Lets also change the prior on the lens galaxy's einstein radius to a GaussianPrior centred on 1.4". For real lens 
modeling, this might be done by visually estimating the radius the lens's arcs / ring appear.
"""

# %%
lens.mass.einstein_radius = af.GaussianPrior(mean=1.4, sigma=0.2)

# %%
"""
We can also customize the source galaxy - lets say we believe it is compact and limit its effective radius.
"""

# %%
source.light.effective_radius = af.UniformPrior(lower_limit=0.0, upper_limit=0.3)

# %%
"""
Like in the previous tutorial, we use a_PhaseSettingsImaging_ object to specify our model-fitting procedure uses a 
regular _Grid_.
"""

# %%
settings = al.PhaseSettingsImaging(grid_class=al.Grid, sub_size=2)

# %%
"""
We can now create this custom phase like we did a hyper phase before. If you look at the 'model.info' file in the 
output of the non-linear search, you'll see that the priors have indeed been changed.
"""

# %%
phase = al.PhaseImaging(
    phase_name="phase_t2_custom_priors",
    settings=settings,
    galaxies=dict(lens=lens, source=source),
    search=af.DynestyStatic(n_live_points=40),
)

print(
    "Dynesty has begun running - checkout the autolens_workspace/output/2_custom_priors"
    "folder for live output of the results, images and lens model."
    "This Jupyter notebook cell with progress once Dynesty has completed - this could take some time!"
)

# result =  phase.run(dataset=imaging, mask=mask)

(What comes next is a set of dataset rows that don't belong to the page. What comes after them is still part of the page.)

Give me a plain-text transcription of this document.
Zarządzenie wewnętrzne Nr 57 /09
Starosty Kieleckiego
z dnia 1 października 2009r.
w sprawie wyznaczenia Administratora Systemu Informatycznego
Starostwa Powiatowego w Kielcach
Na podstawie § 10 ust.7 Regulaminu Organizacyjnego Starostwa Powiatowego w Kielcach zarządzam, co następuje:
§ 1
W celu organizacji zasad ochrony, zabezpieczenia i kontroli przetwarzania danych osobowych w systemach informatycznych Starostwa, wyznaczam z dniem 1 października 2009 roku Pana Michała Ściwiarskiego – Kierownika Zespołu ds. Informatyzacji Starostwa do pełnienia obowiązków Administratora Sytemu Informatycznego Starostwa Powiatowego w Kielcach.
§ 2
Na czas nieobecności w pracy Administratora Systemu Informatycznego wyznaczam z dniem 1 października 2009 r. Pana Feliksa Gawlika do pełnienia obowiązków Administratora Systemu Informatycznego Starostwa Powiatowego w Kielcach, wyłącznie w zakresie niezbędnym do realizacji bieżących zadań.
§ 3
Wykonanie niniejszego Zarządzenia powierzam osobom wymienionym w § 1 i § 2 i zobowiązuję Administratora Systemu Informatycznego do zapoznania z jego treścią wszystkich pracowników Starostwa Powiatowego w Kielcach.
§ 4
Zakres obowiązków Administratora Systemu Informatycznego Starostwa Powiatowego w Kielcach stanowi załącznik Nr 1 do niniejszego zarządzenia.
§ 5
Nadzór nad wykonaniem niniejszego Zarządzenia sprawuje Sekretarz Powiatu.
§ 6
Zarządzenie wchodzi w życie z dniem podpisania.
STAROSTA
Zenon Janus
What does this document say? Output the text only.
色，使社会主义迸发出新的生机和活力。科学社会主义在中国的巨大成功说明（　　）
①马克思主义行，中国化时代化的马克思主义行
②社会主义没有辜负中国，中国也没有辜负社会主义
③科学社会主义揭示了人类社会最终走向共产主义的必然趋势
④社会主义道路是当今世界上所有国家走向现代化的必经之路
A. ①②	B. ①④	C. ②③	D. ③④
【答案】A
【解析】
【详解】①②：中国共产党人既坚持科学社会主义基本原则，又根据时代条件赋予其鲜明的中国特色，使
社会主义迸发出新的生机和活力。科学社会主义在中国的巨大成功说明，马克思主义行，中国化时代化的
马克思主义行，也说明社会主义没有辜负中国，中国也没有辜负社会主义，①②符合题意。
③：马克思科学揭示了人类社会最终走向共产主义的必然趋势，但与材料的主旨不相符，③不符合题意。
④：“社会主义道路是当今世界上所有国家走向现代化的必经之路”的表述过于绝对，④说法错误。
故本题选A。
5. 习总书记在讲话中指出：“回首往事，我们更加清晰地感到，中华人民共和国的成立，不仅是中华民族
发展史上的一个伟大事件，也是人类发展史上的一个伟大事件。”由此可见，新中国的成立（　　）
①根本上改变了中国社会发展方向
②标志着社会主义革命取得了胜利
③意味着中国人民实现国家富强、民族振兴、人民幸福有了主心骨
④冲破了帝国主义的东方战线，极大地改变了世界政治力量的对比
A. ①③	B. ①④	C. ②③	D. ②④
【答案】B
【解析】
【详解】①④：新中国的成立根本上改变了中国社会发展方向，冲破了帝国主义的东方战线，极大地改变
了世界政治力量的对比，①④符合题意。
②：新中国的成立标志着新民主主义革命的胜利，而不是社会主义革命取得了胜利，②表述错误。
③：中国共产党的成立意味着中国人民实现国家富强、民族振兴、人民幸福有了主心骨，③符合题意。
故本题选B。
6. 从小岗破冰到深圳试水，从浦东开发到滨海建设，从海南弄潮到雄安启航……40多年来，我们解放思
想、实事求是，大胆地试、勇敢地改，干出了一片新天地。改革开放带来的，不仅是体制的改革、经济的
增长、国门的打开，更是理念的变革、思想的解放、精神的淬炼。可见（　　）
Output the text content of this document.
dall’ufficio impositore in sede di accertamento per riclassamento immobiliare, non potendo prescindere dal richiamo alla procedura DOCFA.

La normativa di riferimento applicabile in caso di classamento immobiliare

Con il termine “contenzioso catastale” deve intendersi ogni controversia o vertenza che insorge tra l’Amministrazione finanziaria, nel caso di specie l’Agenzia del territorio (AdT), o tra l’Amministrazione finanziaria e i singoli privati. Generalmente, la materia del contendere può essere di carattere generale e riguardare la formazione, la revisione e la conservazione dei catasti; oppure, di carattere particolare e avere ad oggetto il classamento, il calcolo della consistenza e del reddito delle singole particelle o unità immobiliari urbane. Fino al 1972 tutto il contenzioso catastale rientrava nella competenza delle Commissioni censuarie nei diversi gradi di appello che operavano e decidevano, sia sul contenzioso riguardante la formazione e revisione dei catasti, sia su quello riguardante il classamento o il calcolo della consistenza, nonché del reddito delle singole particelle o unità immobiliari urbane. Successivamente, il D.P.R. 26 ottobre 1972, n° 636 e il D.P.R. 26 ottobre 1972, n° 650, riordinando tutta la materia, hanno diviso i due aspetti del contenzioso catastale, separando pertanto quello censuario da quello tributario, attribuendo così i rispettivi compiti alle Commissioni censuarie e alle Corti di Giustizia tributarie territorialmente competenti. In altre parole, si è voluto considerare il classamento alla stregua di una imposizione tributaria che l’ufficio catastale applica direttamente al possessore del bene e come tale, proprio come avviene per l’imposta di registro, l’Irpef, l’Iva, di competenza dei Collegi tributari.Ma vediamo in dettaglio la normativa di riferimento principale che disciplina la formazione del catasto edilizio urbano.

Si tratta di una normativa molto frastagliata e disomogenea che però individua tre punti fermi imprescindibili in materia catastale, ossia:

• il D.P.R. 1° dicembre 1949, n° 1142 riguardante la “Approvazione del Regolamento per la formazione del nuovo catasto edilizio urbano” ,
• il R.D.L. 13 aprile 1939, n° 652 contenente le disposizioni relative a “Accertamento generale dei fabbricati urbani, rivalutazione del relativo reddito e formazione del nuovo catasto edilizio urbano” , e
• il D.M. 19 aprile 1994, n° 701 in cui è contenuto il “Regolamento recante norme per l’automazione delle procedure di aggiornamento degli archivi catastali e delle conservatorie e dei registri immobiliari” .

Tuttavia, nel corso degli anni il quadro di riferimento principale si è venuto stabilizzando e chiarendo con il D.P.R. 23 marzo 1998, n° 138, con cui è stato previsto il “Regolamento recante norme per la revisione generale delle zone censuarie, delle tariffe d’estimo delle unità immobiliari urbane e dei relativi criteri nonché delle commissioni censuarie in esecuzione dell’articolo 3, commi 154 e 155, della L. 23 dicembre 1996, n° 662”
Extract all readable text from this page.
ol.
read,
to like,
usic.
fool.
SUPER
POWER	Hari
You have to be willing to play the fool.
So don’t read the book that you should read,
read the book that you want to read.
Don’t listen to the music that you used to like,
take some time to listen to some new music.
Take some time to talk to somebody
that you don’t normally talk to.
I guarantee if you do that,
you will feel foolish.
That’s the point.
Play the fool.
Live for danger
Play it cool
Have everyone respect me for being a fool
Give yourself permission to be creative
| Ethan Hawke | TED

# aplt.FitImaging.subplot_fit_imaging(fit=result.max_log_likelihood_fit)

print("Dynesty has finished run - you may now continue the notebook.")

# %%
"""
And, we're done. This tutorial had some pretty difficult concepts to wrap your head around. However, I can't emphasize 
enough how important it is that you develop an intuition for non-linear searches and the notion of a non-linear 
parameter space. Becoming good at lens modeling is all being able to navigate a complex, degenerate and highly 
non-linear parameter space! Luckily, we're going to keep thinking about this in the next set of tutorials, so if 
you're not feeling too confident yet, you will be soon!

Before continuing to the next tutorial, I want you think about whether anything could go wrong when we search a 
non-linear parameter space. Is it possible that we won't find the highest log likelihood lens model? Why might this be?

Try and list 3 reasons why this might happen. In the next tutorial, we'll learn about just that - failure!
"""